If you believe you or a loved one is showing signs of schizophrenia, it’s important to find adequate treatment. Keep these steps in mind as you seek out help or encourage someone else to find help.

  • Remember that schizophrenia is a biological illness. Treating it is as important as treating any other illness.
  • Find a support system you can rely on, or help your loved one find one they can tap into for guidance. This includes friends, family, colleagues, and healthcare providers.
  • Check for support groups in your community. Your local hospital may host one, or they can help connect you to one.
  • Encourage continuing treatment. Therapy and medications help people lead productive and rewarding lives, so you should encourage a loved one to continue treatment plans.

There’s no “cure” for schizophrenia. Instead, treatments focus on easing and eliminating symptoms. This disorder requires lifelong treatment.

Management decreases the risk of relapse or hospitalization. It can also make symptoms easier to handle and improve daily life.

Typical treatments for schizophrenia include:

  • Antipsychotic medications. These medications affect brain chemistry. They help decrease symptoms by impacting the level of chemicals believed to be involved with the disorder.
  • Psychosocial therapy. You can learn coping skills to help you manage some of the challenges this disorder causes. These skills can help to complete school, hold jobs, and maintain quality of life.
  • Coordinated specialty care. This approach to treatment combines medication and psychosocial therapy. It also adds family integration, and education and employment counseling. This type of care aims to reduce symptoms, manage periods of high activity, and improve quality of life.

You’ll likely need a combination of treatments to manage this complex condition.

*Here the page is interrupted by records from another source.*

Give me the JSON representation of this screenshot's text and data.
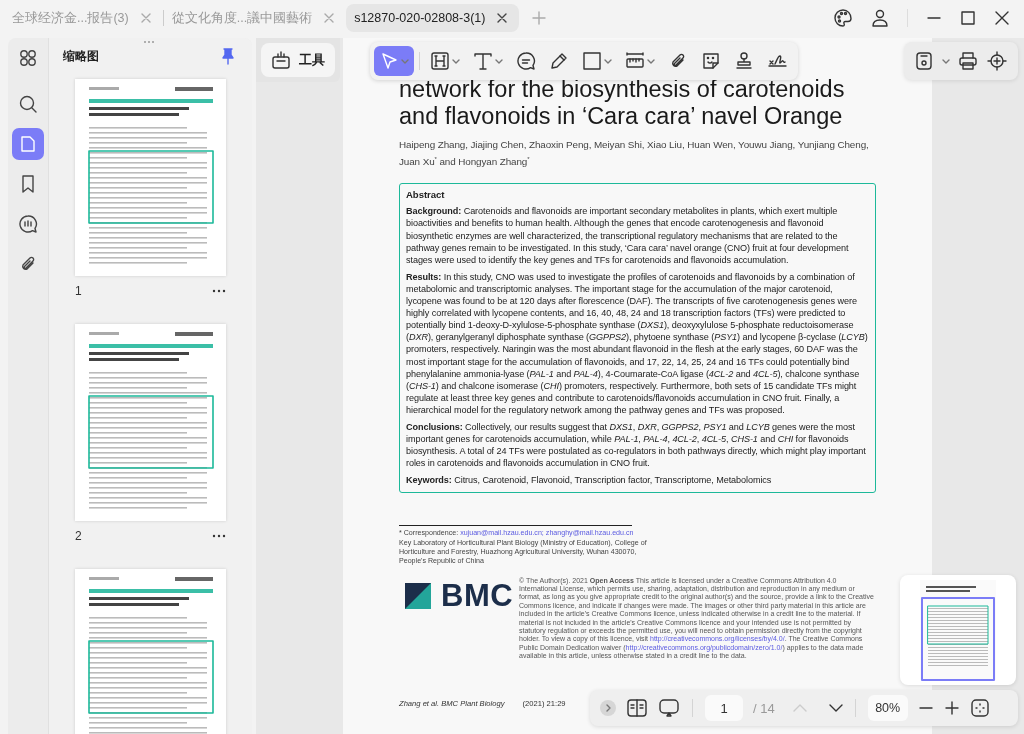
{
  "tabs": [
    {
      "label": "全球经济金...报告(3)",
      "selected": false
    },
    {
      "label": "從文化角度...議中國藝術",
      "selected": false
    },
    {
      "label": "s12870-020-02808-3(1)",
      "selected": true
    }
  ],
  "rail_items": [
    {
      "selected": false
    },
    {
      "selected": false
    },
    {
      "selected": true
    },
    {
      "selected": false
    },
    {
      "selected": false
    },
    {
      "selected": false
    }
  ],
  "thumbnail_panel": {
    "title": "缩略图",
    "pinned": true,
    "pages": [
      {
        "number": "1"
      },
      {
        "number": "2"
      }
    ],
    "partial_page": true
  },
  "tools_button": "工具",
  "toolbar": {
    "tools": [
      {
        "selected": true,
        "has_menu": true
      },
      {
        "selected": false,
        "has_menu": true
      },
      {
        "selected": false,
        "has_menu": true
      },
      {
        "selected": false,
        "has_menu": false
      },
      {
        "selected": false,
        "has_menu": false
      },
      {
        "selected": false,
        "has_menu": true
      },
      {
        "selected": false,
        "has_menu": true
      },
      {
        "selected": false,
        "has_menu": false
      },
      {
        "selected": false,
        "has_menu": false
      },
      {
        "selected": false,
        "has_menu": false
      },
      {
        "selected": false,
        "has_menu": false
      }
    ]
  },
  "doc": {
    "title_lines": [
      "network for the biosynthesis of carotenoids",
      "and flavonoids in ‘Cara cara’ navel Orange"
    ],
    "authors": "Haipeng Zhang, Jiajing Chen, Zhaoxin Peng, Meiyan Shi, Xiao Liu, Huan Wen, Youwu Jiang, Yunjiang Cheng, Juan Xu$^{*}$ and Hongyan Zhang$^{*}$",
    "abstract": {
      "heading": "Abstract",
      "sections": [
        {
          "label": "Background:",
          "text": "Carotenoids and flavonoids are important secondary metabolites in plants, which exert multiple bioactivities and benefits to human health. Although the genes that encode carotenogenesis and flavonoid biosynthetic enzymes are well characterized, the transcriptional regulatory mechanisms that are related to the pathway genes remain to be investigated. In this study, ‘Cara cara’ navel orange (CNO) fruit at four development stages were used to identify the key genes and TFs for carotenoids and flavonoids accumulation."
        },
        {
          "label": "Results:",
          "text": "In this study, CNO was used to investigate the profiles of carotenoids and flavonoids by a combination of metabolomic and transcriptomic analyses. The important stage for the accumulation of the major carotenoid, lycopene was found to be at 120 days after florescence (DAF). The transcripts of five carotenogenesis genes were highly correlated with lycopene contents, and 16, 40, 48, 24 and 18 transcription factors (TFs) were predicted to potentially bind 1-deoxy-D-xylulose-5-phosphate synthase (*DXS1*), deoxyxylulose 5-phosphate reductoisomerase (*DXR*), geranylgeranyl diphosphate synthase (*GGPPS2*), phytoene synthase (*PSY1*) and lycopene β-cyclase (*LCYB*) promoters, respectively. Naringin was the most abundant flavonoid in the flesh at the early stages, 60 DAF was the most important stage for the accumulation of flavonoids, and 17, 22, 14, 25, 24 and 16 TFs could potentially bind phenylalanine ammonia-lyase (*PAL-1* and *PAL-4*), 4-Coumarate-CoA ligase (*4CL-2* and *4CL-5*), chalcone synthase (*CHS-1*) and chalcone isomerase (*CHI*) promoters, respectively. Furthermore, both sets of 15 candidate TFs might regulate at least three key genes and contribute to carotenoids/flavonoids accumulation in CNO fruit. Finally, a hierarchical model for the regulatory network among the pathway genes and TFs was proposed."
        },
        {
          "label": "Conclusions:",
          "text": "Collectively, our results suggest that *DXS1*, *DXR*, *GGPPS2*, *PSY1* and *LCYB* genes were the most important genes for carotenoids accumulation, while *PAL-1*, *PAL-4*, *4CL-2*, *4CL-5*, *CHS-1* and *CHI* for flavonoids biosynthesis. A total of 24 TFs were postulated as co-regulators in both pathways directly, which might play important roles in carotenoids and flavonoids accumulation in CNO fruit."
        },
        {
          "label": "Keywords:",
          "text": "Citrus, Carotenoid, Flavonoid, Transcription factor, Transcriptome, Metabolomics"
        }
      ]
    },
    "correspondence": {
      "label": "* Correspondence:",
      "emails": [
        "xujuan@mail.hzau.edu.cn;",
        "zhanghy@mail.hzau.edu.cn"
      ]
    },
    "affiliation": "Key Laboratory of Horticultural Plant Biology (Ministry of Education), College of Horticulture and Forestry, Huazhong Agricultural University, Wuhan 430070, People's Republic of China",
    "logo_text": "BMC",
    "license": [
      {
        "kind": "text",
        "text": "© The Author(s). 2021 **Open Access** This article is licensed under a Creative Commons Attribution 4.0 International License, which permits use, sharing, adaptation, distribution and reproduction in any medium or format, as long as you give appropriate credit to the original author(s) and the source, provide a link to the Creative Commons licence, and indicate if changes were made. The images or other third party material in this article are included in the article's Creative Commons licence, unless indicated otherwise in a credit line to the material. If material is not included in the article's Creative Commons licence and your intended use is not permitted by statutory regulation or exceeds the permitted use, you will need to obtain permission directly from the copyright holder. To view a copy of this licence, visit "
      },
      {
        "kind": "link",
        "text": "http://creativecommons.org/licenses/by/4.0/"
      },
      {
        "kind": "text",
        "text": ". The Creative Commons Public Domain Dedication waiver ("
      },
      {
        "kind": "link",
        "text": "http://creativecommons.org/publicdomain/zero/1.0/"
      },
      {
        "kind": "text",
        "text": ") applies to the data made available in this article, unless otherwise stated in a credit line to the data."
      }
    ],
    "footer": {
      "journal": "Zhang et al. BMC Plant Biology",
      "citation": "(2021) 21:29"
    }
  },
  "nav": {
    "page": "1",
    "total": "/ 14",
    "prev_disabled": true,
    "zoom": "80%"
  }
}
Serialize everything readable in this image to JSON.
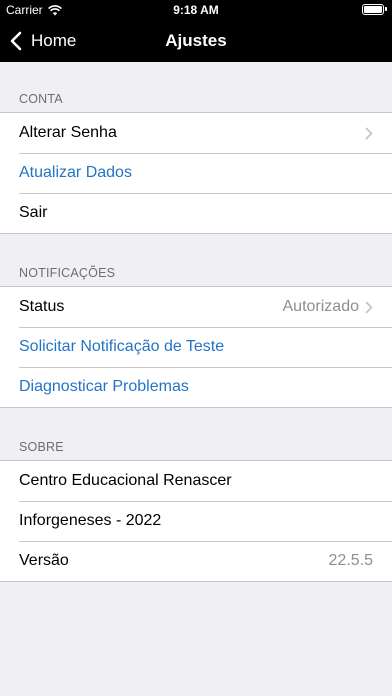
{
  "status_bar": {
    "carrier": "Carrier",
    "time": "9:18 AM",
    "battery_level": 1.0
  },
  "nav": {
    "back_label": "Home",
    "title": "Ajustes"
  },
  "sections": {
    "conta": {
      "header": "CONTA",
      "rows": [
        {
          "label": "Alterar Senha"
        },
        {
          "label": "Atualizar Dados"
        },
        {
          "label": "Sair"
        }
      ]
    },
    "notificacoes": {
      "header": "NOTIFICAÇÕES",
      "rows": [
        {
          "label": "Status",
          "detail": "Autorizado"
        },
        {
          "label": "Solicitar Notificação de Teste"
        },
        {
          "label": "Diagnosticar Problemas"
        }
      ]
    },
    "sobre": {
      "header": "SOBRE",
      "rows": [
        {
          "label": "Centro Educacional Renascer"
        },
        {
          "label": "Inforgeneses - 2022"
        },
        {
          "label": "Versão",
          "detail": "22.5.5"
        }
      ]
    }
  },
  "colors": {
    "link": "#2374c6",
    "background": "#efeff4",
    "bar": "#000000"
  },
  "icons": {
    "status": [
      "wifi-icon",
      "battery-icon"
    ],
    "nav_back": "chevron-left-icon",
    "disclosure": "chevron-right-icon"
  }
}
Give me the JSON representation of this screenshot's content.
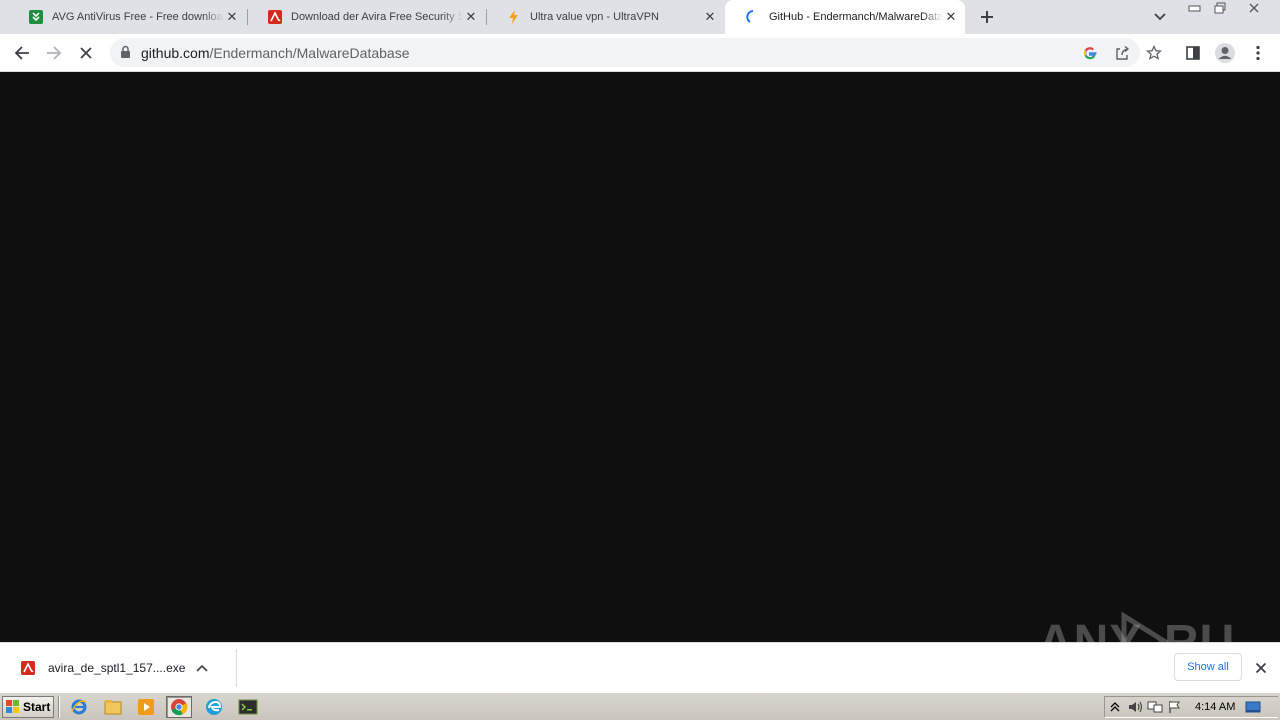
{
  "tabs": [
    {
      "title": "AVG AntiVirus Free - Free download",
      "favicon": "avg-download-icon",
      "color": "#1e8e3e"
    },
    {
      "title": "Download der Avira Free Security Software",
      "favicon": "avira-icon",
      "color": "#d52b1e"
    },
    {
      "title": "Ultra value vpn - UltraVPN",
      "favicon": "lightning-icon",
      "color": "#f4a11f"
    },
    {
      "title": "GitHub - Endermanch/MalwareDatabase",
      "favicon": "loading-spinner-icon",
      "color": "#1a73e8"
    }
  ],
  "omnibox": {
    "host": "github.com",
    "path": "/Endermanch/MalwareDatabase"
  },
  "download": {
    "filename": "avira_de_sptl1_157....exe",
    "show_all": "Show all"
  },
  "watermark": "ANY RUN",
  "taskbar": {
    "start_label": "Start",
    "clock": "4:14 AM"
  },
  "colors": {
    "page_bg": "#0f0f10",
    "tabstrip_bg": "#dee1e6",
    "link_blue": "#1a73e8"
  }
}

You may also need to alter your treatment plan during different times in your life. Finding a doctor you trust is an important first step toward managing this condition.

Schizophrenia is a lifelong condition. However, you can have a successful, fulfilling life if you properly treat and manage its symptoms.

Recognizing strengths and abilities will help you find activities and careers that interest you. Finding support among family, friends, and professionals can help you reduce worsening symptoms and manage challenges.